La concezione hegeliana
Se l’impulso a creare opere d’arte non scaturisce tanto da bisogni primari insoddisfatti, da quali altri bisogni viene sollecitato? Una risposta classica è quella di Hegel. Secondo l’autore della fenomenologia dello spirito è il bisogno più profondo dell’uomo che è all’origine dell’opera d’arte, vale a dire il bisogno di cogliere lo spirito in quanto tale in una produzione esteriore. Hegel definisce il bello come la manifestazione sensibile dell’idea, è lo spirito che si prende per oggetto. Da questo punto di vista l’opera d’arte, anche se si rapporta al sensibile, è opera dello spirito. Nell’opera d’arte lo spirito si riconosce come un pensiero rappresentato dal sensibile. Sulla scia di Platone che denunciava l’illusione di prendere per vera realtà l’immediatezza della percezione, affermando quindi la trascendenza della verità in rapporto all’apparenza fenomenica, Hegel afferma che l’uomo non saprebbe trovare il reale autentico nell’immediatezza degli oggetti che si impongono alla percezione. L’arte si rivela quindi come il medium necessario alla rivelazione dell’essenza che risulta quindi contemporaneamente manifesta e velata nel sensibile. In sintonia con Hegel, il pittore Paul Klee nella sua Teoria dell’arte moderna, sintetizza il concetto affermando che l’arte non riproduce il visibile, rende visibile. Ciò che noi crediamo di vedere non è spesso che solo un modo di vedere.

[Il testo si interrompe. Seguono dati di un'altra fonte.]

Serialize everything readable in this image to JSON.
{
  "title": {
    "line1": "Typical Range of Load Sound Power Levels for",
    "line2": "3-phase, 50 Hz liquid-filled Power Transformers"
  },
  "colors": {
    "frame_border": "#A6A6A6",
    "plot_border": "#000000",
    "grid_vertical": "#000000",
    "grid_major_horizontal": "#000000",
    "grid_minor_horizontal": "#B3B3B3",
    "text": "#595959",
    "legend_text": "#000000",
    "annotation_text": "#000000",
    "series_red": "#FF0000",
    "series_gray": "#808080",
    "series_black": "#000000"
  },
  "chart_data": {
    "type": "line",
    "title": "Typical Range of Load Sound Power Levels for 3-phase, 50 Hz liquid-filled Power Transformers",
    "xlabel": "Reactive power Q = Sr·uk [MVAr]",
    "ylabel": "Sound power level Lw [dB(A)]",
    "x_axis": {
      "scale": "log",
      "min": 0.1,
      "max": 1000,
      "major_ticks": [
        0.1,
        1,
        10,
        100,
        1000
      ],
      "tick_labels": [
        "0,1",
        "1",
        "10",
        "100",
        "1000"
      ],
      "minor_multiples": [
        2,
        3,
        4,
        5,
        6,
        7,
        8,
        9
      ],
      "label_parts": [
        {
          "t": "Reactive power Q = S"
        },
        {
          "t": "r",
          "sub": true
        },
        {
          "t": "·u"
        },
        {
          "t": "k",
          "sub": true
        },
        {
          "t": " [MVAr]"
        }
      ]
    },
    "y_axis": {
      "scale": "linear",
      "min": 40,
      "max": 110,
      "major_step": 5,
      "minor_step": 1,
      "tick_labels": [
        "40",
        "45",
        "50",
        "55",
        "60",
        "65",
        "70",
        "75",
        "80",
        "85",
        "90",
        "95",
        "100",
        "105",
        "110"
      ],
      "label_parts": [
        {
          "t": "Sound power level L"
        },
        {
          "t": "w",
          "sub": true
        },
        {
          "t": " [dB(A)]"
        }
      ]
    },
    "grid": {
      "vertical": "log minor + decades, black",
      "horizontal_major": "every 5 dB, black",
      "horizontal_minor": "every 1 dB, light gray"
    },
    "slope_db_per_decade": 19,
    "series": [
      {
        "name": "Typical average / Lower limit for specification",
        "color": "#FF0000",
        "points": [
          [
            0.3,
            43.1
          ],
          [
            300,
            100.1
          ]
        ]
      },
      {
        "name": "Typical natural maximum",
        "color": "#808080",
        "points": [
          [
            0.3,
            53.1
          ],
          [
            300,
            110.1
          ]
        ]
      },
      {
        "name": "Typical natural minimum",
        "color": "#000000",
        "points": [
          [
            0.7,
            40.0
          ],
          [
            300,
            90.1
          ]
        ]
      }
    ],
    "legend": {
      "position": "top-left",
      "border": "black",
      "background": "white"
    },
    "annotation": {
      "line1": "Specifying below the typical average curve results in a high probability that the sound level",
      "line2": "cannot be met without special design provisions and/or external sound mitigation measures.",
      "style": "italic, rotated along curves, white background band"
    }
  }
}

L’arte massonica è anche funzionale ad uno scopo, in prevalenza pedagogico e morale.
Il vero, il buono ed il bello
L’arte rende visibile attraverso il suo linguaggio anche i valori dell’artista. Dal pensiero di Pitagora, che ha influito molto sugli ideali massonici, si sviluppa quella trinità di vero bello e buono che ha dominato tutta la nostra civiltà. Se il mondo è governato da leggi che l’intelletto e i sensi sono capaci di cogliere e di tradurre reciprocamente, esse sono allora simultaneamente belle e vere, basate su misure armoniche e simmetriche. Ciò che è vero è dunque bello, ma insieme anche giusto e buono, così come ciò che è falso è anche brutto e cattivo. L’arte massonica in questo senso è anche funzionale ad uno scopo, in prevalenza pedagogico e morale. Ma per avere uno scopo deve in primo luogo presentarsi come una particolare forma di conoscenza. L’arte massonica si presenta più precisamente come una forma di conoscenza intuitiva, interpretativa e simbolica. Penso che l’estetica massonica consideri perciò l’arte come portatrice di una verità e che quindi le attribuisca un valore essenzialmente conoscitivo. D. B.